Needless to say, I was fuming. Reminded, once again, that ours is a profession dominated by sanctimonious, holier-than-thou, isn’t-everything-so-Enid-Blytony, do gooders, determined to make the rest of us- the actual humans- look like a bunch of tossers who couldn’t care less about darling little Johnny and the rest of his pubescent cronies.

These do-gooders are those who go on about educating ‘the whole child’ as opposed to the rest of us who presumably only care about the elbow bit of the child. Or the bit between the nose and the upper lip that everyone says is called the septum, but doubtfully so, worrying that they might have got this mixed up with the perineum.

These do-gooders are those who bang on about Pastoral this and Pastoral that, looking upon any teacher who shows the faintest interest in academic achievement as a Gradgrindian monster whose sole purpose in life is to enforce suffering and subjugation. 

These do-gooders are the ones in at 7am until 7pm just to tell people that they were in at 7am till 7.30pm.

They’re the teachers who rail against those who sell resources for money on TES, exclaiming ‘education should be free for all!’ without considering that actually, you know, some of us are bloody poor and could do with an extra few quid.

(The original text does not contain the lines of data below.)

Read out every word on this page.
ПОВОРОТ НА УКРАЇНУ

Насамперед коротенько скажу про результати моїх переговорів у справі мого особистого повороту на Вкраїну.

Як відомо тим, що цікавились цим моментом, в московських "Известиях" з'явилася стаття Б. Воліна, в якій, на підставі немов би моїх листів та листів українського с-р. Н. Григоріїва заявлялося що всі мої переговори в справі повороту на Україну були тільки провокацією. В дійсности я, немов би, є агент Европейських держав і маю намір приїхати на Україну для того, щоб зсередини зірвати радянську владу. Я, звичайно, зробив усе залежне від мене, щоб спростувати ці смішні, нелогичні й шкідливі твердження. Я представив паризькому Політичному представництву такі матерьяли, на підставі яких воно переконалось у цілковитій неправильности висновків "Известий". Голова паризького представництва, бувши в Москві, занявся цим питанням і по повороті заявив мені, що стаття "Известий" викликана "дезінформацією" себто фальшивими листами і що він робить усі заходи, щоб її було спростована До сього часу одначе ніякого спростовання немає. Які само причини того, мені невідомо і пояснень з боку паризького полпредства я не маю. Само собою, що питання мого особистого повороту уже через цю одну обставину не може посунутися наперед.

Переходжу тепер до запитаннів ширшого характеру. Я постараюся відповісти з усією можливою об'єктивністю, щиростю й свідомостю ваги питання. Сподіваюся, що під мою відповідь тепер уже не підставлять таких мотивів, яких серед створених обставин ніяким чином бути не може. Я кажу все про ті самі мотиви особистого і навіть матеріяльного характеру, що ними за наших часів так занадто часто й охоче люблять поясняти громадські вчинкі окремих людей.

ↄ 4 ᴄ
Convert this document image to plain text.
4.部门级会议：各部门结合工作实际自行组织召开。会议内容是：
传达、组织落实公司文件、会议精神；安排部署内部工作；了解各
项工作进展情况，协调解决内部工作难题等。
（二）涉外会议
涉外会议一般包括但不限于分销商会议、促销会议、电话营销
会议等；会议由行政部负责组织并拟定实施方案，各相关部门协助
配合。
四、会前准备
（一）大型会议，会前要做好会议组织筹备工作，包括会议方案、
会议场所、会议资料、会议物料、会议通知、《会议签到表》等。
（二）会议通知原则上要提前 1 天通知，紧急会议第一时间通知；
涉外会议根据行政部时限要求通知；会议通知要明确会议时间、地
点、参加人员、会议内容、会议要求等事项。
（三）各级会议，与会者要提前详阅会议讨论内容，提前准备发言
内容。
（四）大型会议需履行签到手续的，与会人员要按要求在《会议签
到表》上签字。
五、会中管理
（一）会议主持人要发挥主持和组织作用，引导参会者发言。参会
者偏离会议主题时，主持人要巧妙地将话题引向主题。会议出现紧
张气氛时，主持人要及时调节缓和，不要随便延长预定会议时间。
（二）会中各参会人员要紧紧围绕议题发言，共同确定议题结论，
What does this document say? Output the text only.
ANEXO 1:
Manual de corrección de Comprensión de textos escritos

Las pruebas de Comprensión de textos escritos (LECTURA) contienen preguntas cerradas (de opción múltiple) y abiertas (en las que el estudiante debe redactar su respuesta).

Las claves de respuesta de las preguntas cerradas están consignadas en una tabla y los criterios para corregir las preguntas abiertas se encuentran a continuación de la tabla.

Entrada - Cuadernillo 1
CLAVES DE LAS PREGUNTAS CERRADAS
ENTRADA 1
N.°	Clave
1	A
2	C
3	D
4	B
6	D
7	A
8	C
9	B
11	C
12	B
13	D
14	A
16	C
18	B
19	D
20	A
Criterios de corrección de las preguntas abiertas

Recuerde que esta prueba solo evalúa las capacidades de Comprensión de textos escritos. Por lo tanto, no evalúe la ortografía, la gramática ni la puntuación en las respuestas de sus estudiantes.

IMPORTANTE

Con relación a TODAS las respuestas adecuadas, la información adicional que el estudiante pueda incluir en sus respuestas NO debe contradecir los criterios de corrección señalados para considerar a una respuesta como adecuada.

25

These do-gooders; they’re the ones who moan about the ‘factory model’ of education without actually considering the metaphor: factories are bloody efficient. And they have high standards. In fact, they have the same high standards for all and do everything they can to ensure that every thing is in place to ensure that every thing processed in that factory becomes the very best product it can be. 

These do-gooders, they’re the ones who frown at you when you swear about little Johnny in the staff room, as if you actually meant it when you called him a feckless shite, when in fact, of course you didn’t mean it. But, you’re human, and sometimes, slagging someone off makes you feel good. 

I understand that there’s an argument for modelling good behaviour; that, as teachers, we should be paragons of virtue for all and sundry. 

But I disagree. And so do the kids. They know what’s real and what isn’t. Why do you think they constantly criticise those teachers who change the moment another teacher is in observing? Kids value authenticity. And the Mother Teresa act just ain’t genuine.

There’s a mental health crisis in our schools. We’re overworked and we’re stressed and we’re crumbling. Many of us are leaving work feeling worthless. This saintliness, exhibited by so many of our colleagues, is not on. It’s an act designed for their own apotheosis at the cost of others’ denigration. 

So, please, for the sake of our students. Actually, no, this time-sod the students. For the sake of us- the colleagues who come to work to get the job done and occasionally hate it a little bit-for our sakes…can we stop with the mother Teresa act? It’s not doing anybody any good.